Omar Khaled
Omar Khaled

Reputation: 25

The mechanism of pointers' subtraction

I have studied how math goes with pointers but there is a thing confusing me

for example :

int ages[]={10,20,30,40,50};
int* ages_ptr=ages;
for(ages_ptr;(ages_ptr-ages)<=4;ages_ptr++)
{
      printf("%d"*ages_ptr);
}
(ages_ptr-ages)<=4

here is my question how does result of ages_ptr-ages can be compared to int ?

Upvotes: 0

Views: 56

Answers (1)

rubikonx9
rubikonx9

Reputation: 1413

This line: int *ages_ptr = ages is roughly equivalent to: int *ages_ptr = &ages[0].

This means it it a pointer to the first element of the array. Actually, ages == &ages[0].

When you write ages_ptr++ it moves the pointer by sizeof(int) bytes, so to the next element of the array, so to &ages[1], &ages[2] and so on.

Pointers are just numbers - say, for example, value of &ages[0] is N. It has m elements, so the last element is at the adress of N + (m - 1) * sizeof(int).

Initially, value of *ages_ptr is N as well. On each iteration i it moves to N + i * sizeof(int).

In the loop condition you have: (ages_ptr - ages) <= 4. This 4 is actually m - 1, which makes it (ages_ptr - ages) <= m - 1. By substitution, we get: N + i - N <= m - 1, so i < m - 1, which is i < 4 in our case. (This 4 might be slightly misleading here, as coincidentally pretty often sizeof(int) == 4 as well.)

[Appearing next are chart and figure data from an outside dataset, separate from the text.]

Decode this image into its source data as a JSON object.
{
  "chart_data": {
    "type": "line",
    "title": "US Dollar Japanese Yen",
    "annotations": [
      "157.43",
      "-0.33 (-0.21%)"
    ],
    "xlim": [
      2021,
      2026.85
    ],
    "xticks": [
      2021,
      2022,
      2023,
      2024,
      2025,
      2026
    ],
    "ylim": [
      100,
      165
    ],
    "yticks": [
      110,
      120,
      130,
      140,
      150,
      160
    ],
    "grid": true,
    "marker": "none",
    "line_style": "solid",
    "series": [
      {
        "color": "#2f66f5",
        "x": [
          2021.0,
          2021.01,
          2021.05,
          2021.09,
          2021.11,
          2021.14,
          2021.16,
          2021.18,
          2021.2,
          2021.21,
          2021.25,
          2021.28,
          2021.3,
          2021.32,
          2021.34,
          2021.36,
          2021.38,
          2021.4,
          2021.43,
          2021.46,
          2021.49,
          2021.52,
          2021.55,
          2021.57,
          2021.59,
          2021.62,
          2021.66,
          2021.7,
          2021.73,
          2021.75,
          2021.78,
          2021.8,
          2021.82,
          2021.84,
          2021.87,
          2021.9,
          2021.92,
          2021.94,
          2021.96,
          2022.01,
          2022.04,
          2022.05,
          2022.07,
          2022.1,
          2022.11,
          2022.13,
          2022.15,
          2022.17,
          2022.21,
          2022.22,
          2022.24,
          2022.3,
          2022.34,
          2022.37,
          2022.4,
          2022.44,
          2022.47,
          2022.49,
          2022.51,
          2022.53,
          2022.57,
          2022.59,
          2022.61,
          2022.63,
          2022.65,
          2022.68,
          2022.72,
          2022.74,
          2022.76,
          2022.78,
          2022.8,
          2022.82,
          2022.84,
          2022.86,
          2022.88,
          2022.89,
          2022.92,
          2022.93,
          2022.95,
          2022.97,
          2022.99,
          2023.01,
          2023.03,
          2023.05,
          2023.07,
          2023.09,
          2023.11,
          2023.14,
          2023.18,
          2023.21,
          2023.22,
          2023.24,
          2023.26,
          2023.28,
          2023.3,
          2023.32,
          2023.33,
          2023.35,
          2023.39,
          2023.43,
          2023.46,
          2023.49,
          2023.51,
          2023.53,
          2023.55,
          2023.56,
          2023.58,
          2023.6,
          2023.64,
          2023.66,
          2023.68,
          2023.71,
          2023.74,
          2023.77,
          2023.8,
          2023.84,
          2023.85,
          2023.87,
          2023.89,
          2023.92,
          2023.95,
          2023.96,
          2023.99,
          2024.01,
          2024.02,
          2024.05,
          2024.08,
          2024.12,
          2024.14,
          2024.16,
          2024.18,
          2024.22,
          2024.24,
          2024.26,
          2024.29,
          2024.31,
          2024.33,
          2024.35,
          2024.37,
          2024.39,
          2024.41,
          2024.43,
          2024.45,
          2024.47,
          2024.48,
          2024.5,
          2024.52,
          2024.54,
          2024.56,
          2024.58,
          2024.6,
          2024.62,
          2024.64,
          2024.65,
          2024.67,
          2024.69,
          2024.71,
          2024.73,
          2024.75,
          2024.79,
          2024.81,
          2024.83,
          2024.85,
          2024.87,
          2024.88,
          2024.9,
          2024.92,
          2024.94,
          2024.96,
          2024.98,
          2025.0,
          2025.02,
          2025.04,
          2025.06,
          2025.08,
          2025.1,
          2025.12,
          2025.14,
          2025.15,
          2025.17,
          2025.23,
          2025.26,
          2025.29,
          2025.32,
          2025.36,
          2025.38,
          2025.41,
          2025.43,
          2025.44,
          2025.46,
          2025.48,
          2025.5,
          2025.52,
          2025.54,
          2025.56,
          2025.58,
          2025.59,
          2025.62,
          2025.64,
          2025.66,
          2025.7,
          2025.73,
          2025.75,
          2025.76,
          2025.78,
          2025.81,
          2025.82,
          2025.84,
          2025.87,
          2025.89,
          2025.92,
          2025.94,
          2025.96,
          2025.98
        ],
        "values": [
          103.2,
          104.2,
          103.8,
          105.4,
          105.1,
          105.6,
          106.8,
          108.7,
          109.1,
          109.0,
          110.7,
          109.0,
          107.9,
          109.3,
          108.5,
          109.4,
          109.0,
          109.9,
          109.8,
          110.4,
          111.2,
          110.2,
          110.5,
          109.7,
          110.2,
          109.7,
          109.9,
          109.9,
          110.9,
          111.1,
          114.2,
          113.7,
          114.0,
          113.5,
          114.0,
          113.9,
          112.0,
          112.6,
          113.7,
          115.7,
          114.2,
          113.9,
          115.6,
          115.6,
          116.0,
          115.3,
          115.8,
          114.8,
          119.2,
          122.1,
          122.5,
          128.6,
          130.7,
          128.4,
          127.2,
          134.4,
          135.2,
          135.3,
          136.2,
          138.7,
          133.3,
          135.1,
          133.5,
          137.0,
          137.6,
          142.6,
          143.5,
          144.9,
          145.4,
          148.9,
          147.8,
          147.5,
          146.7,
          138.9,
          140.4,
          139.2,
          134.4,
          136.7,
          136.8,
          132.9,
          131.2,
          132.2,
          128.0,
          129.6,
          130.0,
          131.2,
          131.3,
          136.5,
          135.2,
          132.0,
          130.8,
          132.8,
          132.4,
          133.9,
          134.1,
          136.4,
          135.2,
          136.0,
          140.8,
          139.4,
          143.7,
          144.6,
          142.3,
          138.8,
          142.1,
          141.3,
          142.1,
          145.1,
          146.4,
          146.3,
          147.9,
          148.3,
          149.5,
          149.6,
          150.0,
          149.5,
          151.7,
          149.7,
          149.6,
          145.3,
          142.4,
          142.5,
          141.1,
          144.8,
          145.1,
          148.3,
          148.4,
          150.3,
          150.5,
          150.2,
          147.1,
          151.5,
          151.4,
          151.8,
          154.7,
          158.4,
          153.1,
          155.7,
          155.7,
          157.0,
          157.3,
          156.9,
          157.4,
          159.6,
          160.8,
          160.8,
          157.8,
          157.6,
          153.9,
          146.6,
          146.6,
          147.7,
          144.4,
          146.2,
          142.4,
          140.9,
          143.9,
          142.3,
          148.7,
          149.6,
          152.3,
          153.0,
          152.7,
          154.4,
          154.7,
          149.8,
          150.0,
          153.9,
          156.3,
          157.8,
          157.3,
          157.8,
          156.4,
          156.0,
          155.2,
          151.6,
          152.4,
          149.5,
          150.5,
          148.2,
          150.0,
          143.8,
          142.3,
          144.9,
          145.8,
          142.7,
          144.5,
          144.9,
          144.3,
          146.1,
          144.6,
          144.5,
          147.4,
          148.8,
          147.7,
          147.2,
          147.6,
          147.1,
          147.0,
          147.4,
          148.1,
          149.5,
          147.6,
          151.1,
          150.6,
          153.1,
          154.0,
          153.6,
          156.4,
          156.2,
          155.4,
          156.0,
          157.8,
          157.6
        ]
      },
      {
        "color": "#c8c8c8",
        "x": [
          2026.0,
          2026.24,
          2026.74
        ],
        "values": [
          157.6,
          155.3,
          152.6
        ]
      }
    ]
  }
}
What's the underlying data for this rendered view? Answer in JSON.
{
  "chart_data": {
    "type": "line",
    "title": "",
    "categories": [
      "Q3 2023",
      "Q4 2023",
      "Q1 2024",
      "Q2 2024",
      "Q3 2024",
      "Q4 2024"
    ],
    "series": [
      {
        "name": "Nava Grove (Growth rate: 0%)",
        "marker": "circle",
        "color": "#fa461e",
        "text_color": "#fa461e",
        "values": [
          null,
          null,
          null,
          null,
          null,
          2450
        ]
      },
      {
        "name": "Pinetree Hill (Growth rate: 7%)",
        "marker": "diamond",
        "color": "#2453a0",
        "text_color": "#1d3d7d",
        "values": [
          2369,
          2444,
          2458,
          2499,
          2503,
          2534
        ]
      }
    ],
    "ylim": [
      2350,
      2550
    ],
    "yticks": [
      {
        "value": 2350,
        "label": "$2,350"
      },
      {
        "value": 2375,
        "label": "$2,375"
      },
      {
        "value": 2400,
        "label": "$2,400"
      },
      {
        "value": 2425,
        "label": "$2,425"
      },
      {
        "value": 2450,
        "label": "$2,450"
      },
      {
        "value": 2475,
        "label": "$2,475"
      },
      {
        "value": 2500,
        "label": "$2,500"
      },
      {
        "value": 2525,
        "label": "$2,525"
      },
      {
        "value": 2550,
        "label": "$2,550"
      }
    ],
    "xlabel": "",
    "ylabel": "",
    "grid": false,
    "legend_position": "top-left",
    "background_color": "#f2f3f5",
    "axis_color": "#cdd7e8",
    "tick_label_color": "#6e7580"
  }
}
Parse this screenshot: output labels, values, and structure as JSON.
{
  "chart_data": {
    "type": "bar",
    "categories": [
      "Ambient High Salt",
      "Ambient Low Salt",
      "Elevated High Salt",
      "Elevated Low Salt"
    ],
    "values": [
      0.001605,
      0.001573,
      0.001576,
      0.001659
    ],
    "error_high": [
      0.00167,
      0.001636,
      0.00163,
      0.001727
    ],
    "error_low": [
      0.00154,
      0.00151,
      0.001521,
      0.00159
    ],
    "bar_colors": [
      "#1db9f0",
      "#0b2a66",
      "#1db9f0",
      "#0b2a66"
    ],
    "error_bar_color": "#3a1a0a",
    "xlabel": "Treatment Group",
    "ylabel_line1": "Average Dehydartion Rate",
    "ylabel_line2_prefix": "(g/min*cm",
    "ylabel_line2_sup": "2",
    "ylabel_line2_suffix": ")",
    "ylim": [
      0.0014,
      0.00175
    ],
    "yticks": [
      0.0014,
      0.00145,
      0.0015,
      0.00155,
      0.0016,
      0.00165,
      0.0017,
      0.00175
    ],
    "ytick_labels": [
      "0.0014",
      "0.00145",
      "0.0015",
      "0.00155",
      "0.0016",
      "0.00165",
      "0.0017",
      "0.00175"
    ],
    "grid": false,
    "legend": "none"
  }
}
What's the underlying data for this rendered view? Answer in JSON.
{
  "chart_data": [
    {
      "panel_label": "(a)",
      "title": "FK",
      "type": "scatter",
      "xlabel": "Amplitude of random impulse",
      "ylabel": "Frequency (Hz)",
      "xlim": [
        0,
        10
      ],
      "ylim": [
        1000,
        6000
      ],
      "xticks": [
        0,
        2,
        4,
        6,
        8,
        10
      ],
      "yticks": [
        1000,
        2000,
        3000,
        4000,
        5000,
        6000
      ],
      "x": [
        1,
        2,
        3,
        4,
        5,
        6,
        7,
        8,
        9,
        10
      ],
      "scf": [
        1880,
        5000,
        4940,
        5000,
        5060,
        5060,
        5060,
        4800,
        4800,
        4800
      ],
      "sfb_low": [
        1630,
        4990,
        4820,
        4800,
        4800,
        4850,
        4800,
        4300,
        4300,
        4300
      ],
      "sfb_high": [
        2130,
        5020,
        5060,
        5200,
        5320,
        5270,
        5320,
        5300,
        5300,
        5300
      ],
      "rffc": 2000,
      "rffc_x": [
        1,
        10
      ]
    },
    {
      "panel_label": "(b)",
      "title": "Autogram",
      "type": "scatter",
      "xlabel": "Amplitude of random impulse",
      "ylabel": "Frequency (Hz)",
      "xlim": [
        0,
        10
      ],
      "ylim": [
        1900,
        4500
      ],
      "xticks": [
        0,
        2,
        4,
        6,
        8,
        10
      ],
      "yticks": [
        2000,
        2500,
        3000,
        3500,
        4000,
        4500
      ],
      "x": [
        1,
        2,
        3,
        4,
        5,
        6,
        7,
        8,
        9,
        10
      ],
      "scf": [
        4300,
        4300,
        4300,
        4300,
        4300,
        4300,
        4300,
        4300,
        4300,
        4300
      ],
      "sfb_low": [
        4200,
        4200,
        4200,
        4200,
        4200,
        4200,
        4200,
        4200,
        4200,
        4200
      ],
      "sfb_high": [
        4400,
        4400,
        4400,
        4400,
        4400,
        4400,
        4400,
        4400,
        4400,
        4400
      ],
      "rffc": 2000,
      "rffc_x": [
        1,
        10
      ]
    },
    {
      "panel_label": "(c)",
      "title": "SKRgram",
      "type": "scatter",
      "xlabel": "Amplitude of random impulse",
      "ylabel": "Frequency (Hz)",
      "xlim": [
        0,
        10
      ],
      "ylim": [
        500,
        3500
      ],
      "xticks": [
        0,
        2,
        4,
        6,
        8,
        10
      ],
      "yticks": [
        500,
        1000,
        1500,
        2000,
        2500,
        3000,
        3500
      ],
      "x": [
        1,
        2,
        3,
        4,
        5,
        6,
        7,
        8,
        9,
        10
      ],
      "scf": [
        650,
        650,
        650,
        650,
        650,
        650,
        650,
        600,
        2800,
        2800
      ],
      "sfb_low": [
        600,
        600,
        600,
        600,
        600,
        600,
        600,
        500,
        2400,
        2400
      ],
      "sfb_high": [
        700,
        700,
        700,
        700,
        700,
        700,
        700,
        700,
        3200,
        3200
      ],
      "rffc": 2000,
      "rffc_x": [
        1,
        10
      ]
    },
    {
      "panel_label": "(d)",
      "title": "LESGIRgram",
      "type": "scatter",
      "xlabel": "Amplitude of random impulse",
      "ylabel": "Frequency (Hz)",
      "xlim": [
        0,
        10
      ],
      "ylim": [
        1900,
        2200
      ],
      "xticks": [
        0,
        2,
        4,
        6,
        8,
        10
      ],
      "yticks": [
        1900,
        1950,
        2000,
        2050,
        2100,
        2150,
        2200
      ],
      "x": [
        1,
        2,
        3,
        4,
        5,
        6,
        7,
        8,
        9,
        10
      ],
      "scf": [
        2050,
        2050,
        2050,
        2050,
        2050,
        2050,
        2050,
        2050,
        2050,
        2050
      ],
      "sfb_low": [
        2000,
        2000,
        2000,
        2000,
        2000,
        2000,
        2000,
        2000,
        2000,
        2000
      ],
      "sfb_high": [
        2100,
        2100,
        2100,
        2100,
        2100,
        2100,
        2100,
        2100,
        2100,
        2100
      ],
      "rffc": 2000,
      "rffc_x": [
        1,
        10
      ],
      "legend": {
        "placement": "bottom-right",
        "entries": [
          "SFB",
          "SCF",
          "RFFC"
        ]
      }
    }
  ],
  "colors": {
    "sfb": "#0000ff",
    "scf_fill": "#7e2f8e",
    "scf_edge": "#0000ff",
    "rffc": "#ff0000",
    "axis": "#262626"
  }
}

Notice how sizeof(int) was dropped in the substitution - because we are dealing with the pointers, the values of addition / subtraction are automatically handled for us. If you write a += x, you mean shift pointer a by x elements. If a is int *, it actually means a += 1 * sizeof(int) bytes.

The same goes for subtraction - that's why ages_ptr - ages returnes number of elements between the two pointers, not number of bytes.